As grandes capitais viviam entre crises políticas e reformas urbanas. Pairava no ar um perfume de revolução nos costumes. As mulheres — não todas, é verdade— cortavam cabelos, erguiam as saias e integravam consultórios, escritórios, lojas, indústrias.
Nessa altura, Lacerda de Moura já achava que o projeto de Bertha Lutz, centrado na questão do voto, era para poucas e ricas mulheres.
Divorciada, ela se mudou em 1928 para uma colônia anarquista em Guararema, na Grande São Paulo, onde viveu com André Neblind, líder perseguido pela ditadura de Getúlio Vargas. Em breve, Lacerda de Moura denunciaria a entrada do fascismo no Brasil e o movimento integralista.

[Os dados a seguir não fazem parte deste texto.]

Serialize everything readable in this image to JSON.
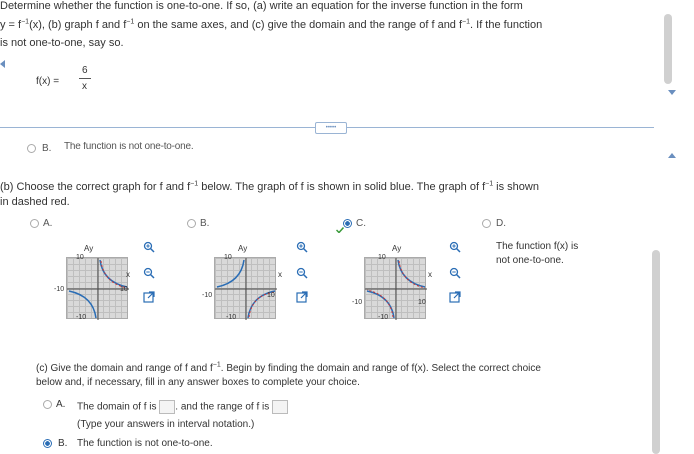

Ao publicar “Amai e...”, Lacerda de Moura já se desligara de associações feministas e anarquistas que ajudou a fundar. O livro reúne artigos publicados no jornal O Combate. Seu alvo era a subserviência das mulheres que, segundo ela, viviam em caixinhas —esposa, prostituta, solteirona. Para amar e ser amada, dizia, era preciso se libertar de armadilhas castradoras.
Também combatia “o prejuízo da virgindade, da castidade forçada para o sexo feminino”, assim como a prostituição, contrapartida para preservação da “pureza” das mocinhas casadoiras.
Mas, para que esse amor fosse plural, era preciso parar de oprimir as mulheres, obrigando todas à monogamia, a casamentos sem amor, à maternidade compulsória.
Em edição impecável, o livro e a autora nos convidam a pensar como as mulheres enfrentaram dificuldades e resistências para fugir aos padrões estabelecidos.